For Prometheus, he met with Scott—the legendary director of Blade Runner, Gladiator, and Alien—and his team at their offices in Beverly Hills. The movie is about a team of space explorers, played by the likes of Charlize Theron and Michael Fassbender, whose pursuit of clues to the origin of life on Earth leads them to a distant planet full of dangerous aliens. Scott and company wanted to know more about what other planets actually look like. “I gave them a tour of the solar system, about the bizarre things we know about moons, and the incredible weirdness of Mother Nature when it comes to worlds beyond Earth,” says Hand. “Creative as these artists can be, they’re often tethered to things we know. That’s why you always see aliens in hominid form. But Mother Nature comes up with things like Titan’s methane lakes and orange atmosphere, or Europa’s ice cliffs.”

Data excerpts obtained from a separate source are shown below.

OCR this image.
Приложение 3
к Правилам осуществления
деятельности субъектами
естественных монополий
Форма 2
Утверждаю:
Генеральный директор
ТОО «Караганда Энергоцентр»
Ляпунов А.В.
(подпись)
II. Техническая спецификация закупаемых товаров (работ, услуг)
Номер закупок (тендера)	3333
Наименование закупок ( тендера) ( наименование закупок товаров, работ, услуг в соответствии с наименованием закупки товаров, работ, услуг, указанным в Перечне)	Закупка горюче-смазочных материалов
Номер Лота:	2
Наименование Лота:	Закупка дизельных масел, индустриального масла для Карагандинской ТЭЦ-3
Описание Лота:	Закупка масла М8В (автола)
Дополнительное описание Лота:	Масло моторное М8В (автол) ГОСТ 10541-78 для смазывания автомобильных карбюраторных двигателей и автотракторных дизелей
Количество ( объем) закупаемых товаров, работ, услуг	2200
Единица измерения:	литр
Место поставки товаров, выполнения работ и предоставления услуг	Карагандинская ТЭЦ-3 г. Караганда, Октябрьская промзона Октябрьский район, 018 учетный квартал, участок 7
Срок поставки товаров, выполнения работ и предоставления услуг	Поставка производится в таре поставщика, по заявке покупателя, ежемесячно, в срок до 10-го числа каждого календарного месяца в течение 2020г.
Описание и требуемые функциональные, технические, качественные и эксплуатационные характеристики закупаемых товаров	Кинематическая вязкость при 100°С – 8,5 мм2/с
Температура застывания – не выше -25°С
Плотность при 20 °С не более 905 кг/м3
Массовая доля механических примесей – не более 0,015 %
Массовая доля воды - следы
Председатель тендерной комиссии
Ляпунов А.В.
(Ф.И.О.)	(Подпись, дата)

Hand also weighed in on the aliens themselves, advising the filmmakers on what biological constraints reality imposes on even extraterrestrial life. “It makes a better film when the makers get the science right,” says Hand. “Look at shows like CSI. They do well in part because they present puzzles that need to be solved through science.”

“At the end of the day, though,” he concedes, “these guys are telling a story. If the science is too meticulous, it gets in the way.” Hand isn’t expecting to find any multilimbed, big-eyed aliens on Europa when NASA sends its next probe out there, some time in the next decade. He’d be delighted to find microbes. That’s not exactly material for the silver screen. But finding star-quality life on another planet? That would be a blockbuster.